Der gemeine Kunde hätte nämlich am liebsten, wenn eine Transaktion immer und überall gleich abläuft, egal, ob er ein SBB-Billett, ein Parfum oder ein Börsenprodukt kauft. Voraussehbarkeit ist Trumpf. Das bedeutet, dass es schwierig ist, ganz neue Interaktionskonzepte zu entwickeln. Die Erfolgschancen steigen drastisch, wenn die Benutzer in den Entwicklungsprozess einbezogen werden.
4. Vertrauen bilden
Beim Aufbau von Selfcare-Angeboten geht es darum, einen guten Berater durch eine Maschine zu ersetzen. Wie schafft man hier Vertrauen? Wie verlagert man menschliche Kommunikation in einen linearen, strukturierten Prozess? Ein Mensch gibt im persönlichen Gespräch tausende nonverbale Signale von sich, die technisch nicht nachzubilden sind.

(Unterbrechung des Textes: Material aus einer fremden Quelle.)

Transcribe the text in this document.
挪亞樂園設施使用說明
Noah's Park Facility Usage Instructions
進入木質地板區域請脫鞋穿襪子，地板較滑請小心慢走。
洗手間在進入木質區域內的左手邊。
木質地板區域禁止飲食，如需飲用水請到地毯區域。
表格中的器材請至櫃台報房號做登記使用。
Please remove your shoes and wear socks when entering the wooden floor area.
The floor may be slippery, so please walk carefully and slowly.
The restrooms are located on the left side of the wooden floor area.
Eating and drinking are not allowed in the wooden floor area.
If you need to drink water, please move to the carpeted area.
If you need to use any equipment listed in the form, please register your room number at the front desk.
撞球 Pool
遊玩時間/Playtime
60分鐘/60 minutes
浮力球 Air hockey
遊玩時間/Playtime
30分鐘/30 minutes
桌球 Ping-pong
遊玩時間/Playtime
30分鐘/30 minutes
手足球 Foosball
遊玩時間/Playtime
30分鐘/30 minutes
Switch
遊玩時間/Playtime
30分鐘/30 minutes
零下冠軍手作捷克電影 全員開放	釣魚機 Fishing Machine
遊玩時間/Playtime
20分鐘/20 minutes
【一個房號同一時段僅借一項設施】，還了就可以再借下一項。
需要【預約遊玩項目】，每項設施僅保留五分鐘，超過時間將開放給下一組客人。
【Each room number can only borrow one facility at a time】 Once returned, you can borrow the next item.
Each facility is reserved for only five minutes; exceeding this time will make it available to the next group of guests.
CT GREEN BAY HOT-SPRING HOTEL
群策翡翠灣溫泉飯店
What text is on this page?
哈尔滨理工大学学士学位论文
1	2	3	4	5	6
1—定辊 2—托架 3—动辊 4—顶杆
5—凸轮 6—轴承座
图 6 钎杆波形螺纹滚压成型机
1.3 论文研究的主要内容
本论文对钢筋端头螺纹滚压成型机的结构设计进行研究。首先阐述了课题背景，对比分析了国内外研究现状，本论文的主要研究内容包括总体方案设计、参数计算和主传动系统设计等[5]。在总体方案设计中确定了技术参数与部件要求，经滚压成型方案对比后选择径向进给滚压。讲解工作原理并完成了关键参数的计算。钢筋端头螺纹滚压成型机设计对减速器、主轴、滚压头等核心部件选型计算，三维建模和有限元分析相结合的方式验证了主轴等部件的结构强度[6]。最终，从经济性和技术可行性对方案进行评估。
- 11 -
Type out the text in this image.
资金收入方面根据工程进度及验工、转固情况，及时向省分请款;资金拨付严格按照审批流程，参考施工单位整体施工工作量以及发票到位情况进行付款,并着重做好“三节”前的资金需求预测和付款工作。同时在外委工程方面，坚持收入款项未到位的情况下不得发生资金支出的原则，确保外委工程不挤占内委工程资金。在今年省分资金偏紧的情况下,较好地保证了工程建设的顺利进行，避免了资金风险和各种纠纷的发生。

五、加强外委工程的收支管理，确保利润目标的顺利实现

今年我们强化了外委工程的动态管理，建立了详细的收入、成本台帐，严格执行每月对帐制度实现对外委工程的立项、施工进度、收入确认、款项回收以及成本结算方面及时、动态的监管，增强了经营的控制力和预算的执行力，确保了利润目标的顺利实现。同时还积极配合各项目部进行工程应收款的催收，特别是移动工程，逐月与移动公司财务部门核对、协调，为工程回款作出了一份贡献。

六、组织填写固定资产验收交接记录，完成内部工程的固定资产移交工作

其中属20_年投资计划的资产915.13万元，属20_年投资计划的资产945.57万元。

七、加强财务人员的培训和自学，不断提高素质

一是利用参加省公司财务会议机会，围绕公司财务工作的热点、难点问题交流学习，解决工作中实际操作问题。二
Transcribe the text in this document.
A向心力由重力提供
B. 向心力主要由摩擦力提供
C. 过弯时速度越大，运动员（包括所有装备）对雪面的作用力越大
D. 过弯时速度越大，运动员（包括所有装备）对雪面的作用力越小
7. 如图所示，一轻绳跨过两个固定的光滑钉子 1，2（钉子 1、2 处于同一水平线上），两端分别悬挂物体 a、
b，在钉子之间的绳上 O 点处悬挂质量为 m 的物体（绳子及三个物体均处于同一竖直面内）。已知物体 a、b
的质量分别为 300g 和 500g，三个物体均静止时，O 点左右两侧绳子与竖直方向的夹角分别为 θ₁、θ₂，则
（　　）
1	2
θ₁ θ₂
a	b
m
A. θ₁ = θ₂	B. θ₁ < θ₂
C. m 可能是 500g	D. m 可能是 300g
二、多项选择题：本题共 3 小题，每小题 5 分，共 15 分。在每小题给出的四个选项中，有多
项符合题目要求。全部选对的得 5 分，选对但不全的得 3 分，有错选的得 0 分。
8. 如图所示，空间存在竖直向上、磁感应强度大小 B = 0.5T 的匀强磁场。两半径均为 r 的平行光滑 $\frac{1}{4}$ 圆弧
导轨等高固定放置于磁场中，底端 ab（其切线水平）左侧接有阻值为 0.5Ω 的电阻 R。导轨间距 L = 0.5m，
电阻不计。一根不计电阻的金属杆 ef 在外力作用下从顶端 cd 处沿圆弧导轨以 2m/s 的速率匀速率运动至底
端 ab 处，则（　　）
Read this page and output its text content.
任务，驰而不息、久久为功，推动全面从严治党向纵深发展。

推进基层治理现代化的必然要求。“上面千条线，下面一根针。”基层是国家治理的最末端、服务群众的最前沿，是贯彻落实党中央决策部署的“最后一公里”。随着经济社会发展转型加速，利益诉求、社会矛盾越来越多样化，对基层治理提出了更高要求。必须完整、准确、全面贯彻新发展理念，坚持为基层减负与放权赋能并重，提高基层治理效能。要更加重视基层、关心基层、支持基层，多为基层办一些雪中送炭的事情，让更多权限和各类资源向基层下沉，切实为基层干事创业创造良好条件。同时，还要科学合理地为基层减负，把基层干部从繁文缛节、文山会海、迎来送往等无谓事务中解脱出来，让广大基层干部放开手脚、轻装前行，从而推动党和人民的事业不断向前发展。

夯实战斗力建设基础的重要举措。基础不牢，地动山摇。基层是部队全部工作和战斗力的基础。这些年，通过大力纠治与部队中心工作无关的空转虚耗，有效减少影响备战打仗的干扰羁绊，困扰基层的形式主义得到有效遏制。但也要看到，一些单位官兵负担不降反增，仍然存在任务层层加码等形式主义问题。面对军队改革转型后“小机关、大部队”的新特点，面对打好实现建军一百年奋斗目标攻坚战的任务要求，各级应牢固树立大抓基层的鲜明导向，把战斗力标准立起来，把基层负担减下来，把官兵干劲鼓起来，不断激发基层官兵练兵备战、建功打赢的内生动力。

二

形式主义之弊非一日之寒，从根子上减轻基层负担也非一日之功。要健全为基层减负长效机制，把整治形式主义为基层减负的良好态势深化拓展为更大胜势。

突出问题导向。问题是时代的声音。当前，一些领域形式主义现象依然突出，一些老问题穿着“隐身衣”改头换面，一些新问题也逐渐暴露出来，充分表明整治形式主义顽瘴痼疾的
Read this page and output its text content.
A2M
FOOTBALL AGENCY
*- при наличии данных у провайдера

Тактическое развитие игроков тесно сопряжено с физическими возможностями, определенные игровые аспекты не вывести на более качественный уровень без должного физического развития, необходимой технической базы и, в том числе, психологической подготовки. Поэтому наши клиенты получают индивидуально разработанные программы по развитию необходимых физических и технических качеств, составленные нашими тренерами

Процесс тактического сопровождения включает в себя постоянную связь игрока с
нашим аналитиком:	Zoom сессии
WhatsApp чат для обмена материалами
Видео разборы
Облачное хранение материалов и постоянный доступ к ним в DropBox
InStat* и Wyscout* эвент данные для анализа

Wichtig ist, transparent, nachvollziehbar und nachprüfbar zu sein. Im Gegensatz zur Flüchtigkeit eines Gesprächs bietet ein digitaler Prozess dem Nutzer aber die Möglichkeit, ohne Zeitdruck zu überprüfen, ob das, was er gerade tut, das Richtige ist. Ein gutes Beispiel hierfür sind die "Zurück"-Funktionen in mehrstufigen Transaktionen. Bewährt hat sich auch, die Nutzer kurz und klar darüber zu informieren, was die Konsequenzen sind, wenn er jetzt auf diese Schaltfläche klickt. Darüber hinaus sollen die Nutzer belohnt werden, wenn sie etwas richtig gemacht haben, und zwar laufend, in vielen kleinen Dosen.
Schliesslich gilt es, den Nutzern zu vermitteln, dass sie nicht allein für den Abschluss des Prozesses verantwortlich sind. Sie sollen sich betreut fühlen und verstehen: Auch dem Anbieter liegt daran, dass die Transaktion zu aller Zufriedenheit abgeschlossen wird. Falls doch einmal etwas schiefgehen sollte, gibt es einen Ansprechpartner aus Fleisch und Blut. Der wird über geeignete Kanäle erreichbar sein und helfen, eine Lösung zu finden.
Kurz: Als Anbieter von Online-Selfcare kann man zwar viel Arbeit auf die Kunden abwälzen – die Verantwortung für die Transaktion und die Verständlichkeit des Prozesses aber nicht.